Outside a singular message, medium, or even author, Mexican artist Carlos Amorales sees his artistic role as that of being a director – “like in cinema or theatre” – serving as the interface between actors, forms and their exchange. Inspired by the mercurial nature of his native Mexican tongue, where “a message always [leaves] space for an open interpretation,” he actively congregates a Warhol-like community of collaborators, designs and images. They gather and blend in his aptly designated “Liquid Archive”: a vast database of digital characters that the artist (and his co-artists) recombine into an endless number of variations. Begun in 1999, the subjects of this Archive come from drawings, photos, memories, advertisements and appropriated images which Amorales shapes into a signature, if malleable visual language. Stripped of their original specificity and context, this free floating lexicon of silhouetted figures, animals, vehicles and vegetation coalesces into a 21st century mythology spoken in red, black and white. Across video animations, prints, objects and installations, this hallucinatory image bank becomes, in the words of curator Carlos Basualdo, “a visual vocabulary intended for collaborative use and reinterpretation, with the artist positioned as a critical filter.” The stories that follow move between good and evil; calm and calamity; beauty and the macabre, as the Liquid Archive spills into the darkest corners of our subconscious. Bringing dark to light, and the tales of one into the myths of many, Amorales’ cast reflects (and refracts) his vision into shared experiences of fear and fantasy.

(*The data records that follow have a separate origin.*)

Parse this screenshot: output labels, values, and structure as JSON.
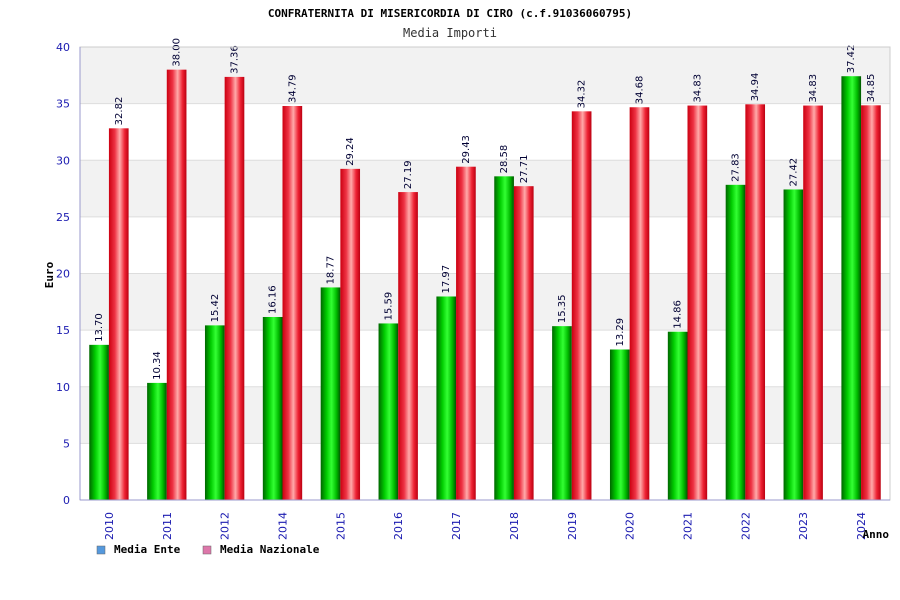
{
  "chart_data": {
    "type": "bar",
    "title": "CONFRATERNITA DI MISERICORDIA DI CIRO (c.f.91036060795)",
    "subtitle": "Media Importi",
    "xlabel": "Anno",
    "ylabel": "Euro",
    "ylim": [
      0,
      40
    ],
    "yticks": [
      0,
      5,
      10,
      15,
      20,
      25,
      30,
      35,
      40
    ],
    "grid": true,
    "legend_position": "bottom-left",
    "categories": [
      "2010",
      "2011",
      "2012",
      "2014",
      "2015",
      "2016",
      "2017",
      "2018",
      "2019",
      "2020",
      "2021",
      "2022",
      "2023",
      "2024"
    ],
    "series": [
      {
        "name": "Media Ente",
        "color": "#00aa00",
        "legend_color": "#5599dd",
        "values": [
          13.7,
          10.34,
          15.42,
          16.16,
          18.77,
          15.59,
          17.97,
          28.58,
          15.35,
          13.29,
          14.86,
          27.83,
          27.42,
          37.42
        ],
        "labels": [
          "13.70",
          "10.34",
          "15.42",
          "16.16",
          "18.77",
          "15.59",
          "17.97",
          "28.58",
          "15.35",
          "13.29",
          "14.86",
          "27.83",
          "27.42",
          "37.42"
        ]
      },
      {
        "name": "Media Nazionale",
        "color": "#ee1122",
        "legend_color": "#dd77aa",
        "values": [
          32.82,
          38.0,
          37.36,
          34.79,
          29.24,
          27.19,
          29.43,
          27.71,
          34.32,
          34.68,
          34.83,
          34.94,
          34.83,
          34.85
        ],
        "labels": [
          "32.82",
          "38.00",
          "37.36",
          "34.79",
          "29.24",
          "27.19",
          "29.43",
          "27.71",
          "34.32",
          "34.68",
          "34.83",
          "34.94",
          "34.83",
          "34.85"
        ]
      }
    ]
  }
}
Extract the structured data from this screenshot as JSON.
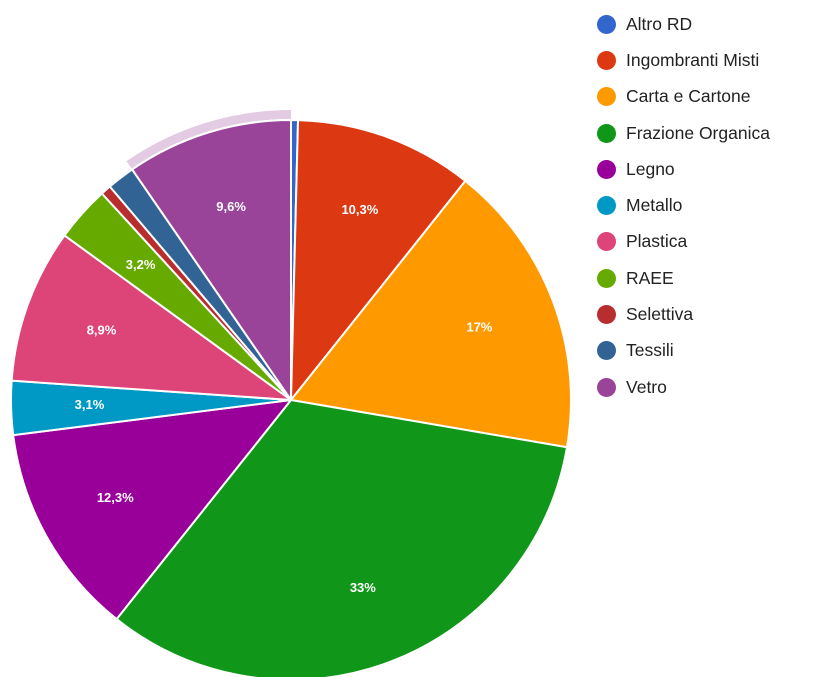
{
  "chart_data": {
    "type": "pie",
    "title": "",
    "slices": [
      {
        "name": "Altro RD",
        "value": 0.4,
        "label": "",
        "color": "#3366cc"
      },
      {
        "name": "Ingombranti Misti",
        "value": 10.3,
        "label": "10,3%",
        "color": "#dc3912"
      },
      {
        "name": "Carta e Cartone",
        "value": 17,
        "label": "17%",
        "color": "#ff9900"
      },
      {
        "name": "Frazione Organica",
        "value": 33,
        "label": "33%",
        "color": "#109618"
      },
      {
        "name": "Legno",
        "value": 12.3,
        "label": "12,3%",
        "color": "#990099"
      },
      {
        "name": "Metallo",
        "value": 3.1,
        "label": "3,1%",
        "color": "#0099c6"
      },
      {
        "name": "Plastica",
        "value": 8.9,
        "label": "8,9%",
        "color": "#dd4477"
      },
      {
        "name": "RAEE",
        "value": 3.2,
        "label": "3,2%",
        "color": "#66aa00"
      },
      {
        "name": "Selettiva",
        "value": 0.6,
        "label": "",
        "color": "#b82e2e"
      },
      {
        "name": "Tessili",
        "value": 1.6,
        "label": "",
        "color": "#316395"
      },
      {
        "name": "Vetro",
        "value": 9.6,
        "label": "9,6%",
        "color": "#994499",
        "highlighted": true
      }
    ],
    "legend": {
      "position": "right"
    }
  }
}
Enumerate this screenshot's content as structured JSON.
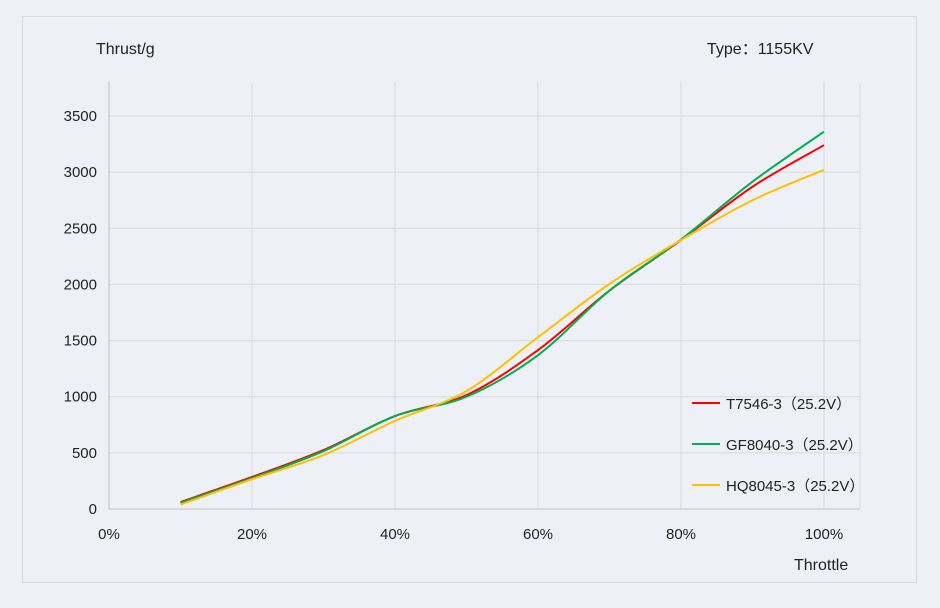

This reflection takes the form of a dual-sided projection in Dark Mirror. In this collaborative project the screen that so often divides, here becomes an intersection point between two individual – but interconnected – applications of the Liquid Archive. In his directorial role, Amorales commissioned German graphic designer André Pahl to create an animation from the Archive, and Mexican composer (and silent film musician) José María Serralde to write a score based upon its characters. Without knowing what the other “interpreter” would do, Pahl’s silent animation meets the score, and grand piano performance of Serralde on either side of this symbiotic screen. As the two readings merge, Amorales’ paired collaborators evoke early days of cinema where live, “behind the screen” musical accompaniment would propel the moving image into multi-sensory terrain. This work’s theatrical allure is pushed further by a searchlight cutting through the shadows – revealing a haunting series of vignettes where traditional symbols of the sinister (skulls, wolves, spiders) meet contemporary vehicles of terror (airplanes; megalomaniac). Under jagged streaks of red and cascades of viscous black – where beast becomes man and man becomes beast – the two eras of terror bleed into an arena of metamorphosis. With each crossbred creature embodying supernatural flight and the rhetoric of fear, airplanes begin to multiply and converge – carrying with them stories of both heroism and tragedy from every corner of the globe. In Dark Mirror they fall like snowflakes, swarm like bees, swim like fish, dance with birds, and pierce man like the arrows of St. Sebastian’s martyrdom.

From tragic crashes and terrorist activities to economic engines and the wings of globalism, these anthropomorphic planes remind us that – just as in the Gdansk Shipyard – what industry giveth, it can also take away. Yet it is in this empty, hangar-like building, where ghosts of boats (and boatmakers) linger as “the wild” reclaims its domain, that new mutations take shape. The ship is the eternal voyager, never standing still or remaining static, sending out a new beacon through the shadows to continue the mutation. In the process, from the Shipyard’s own liquid archive of characters and icons, new stories – both dark and light – will take shape in the dark mirror of a future unknown.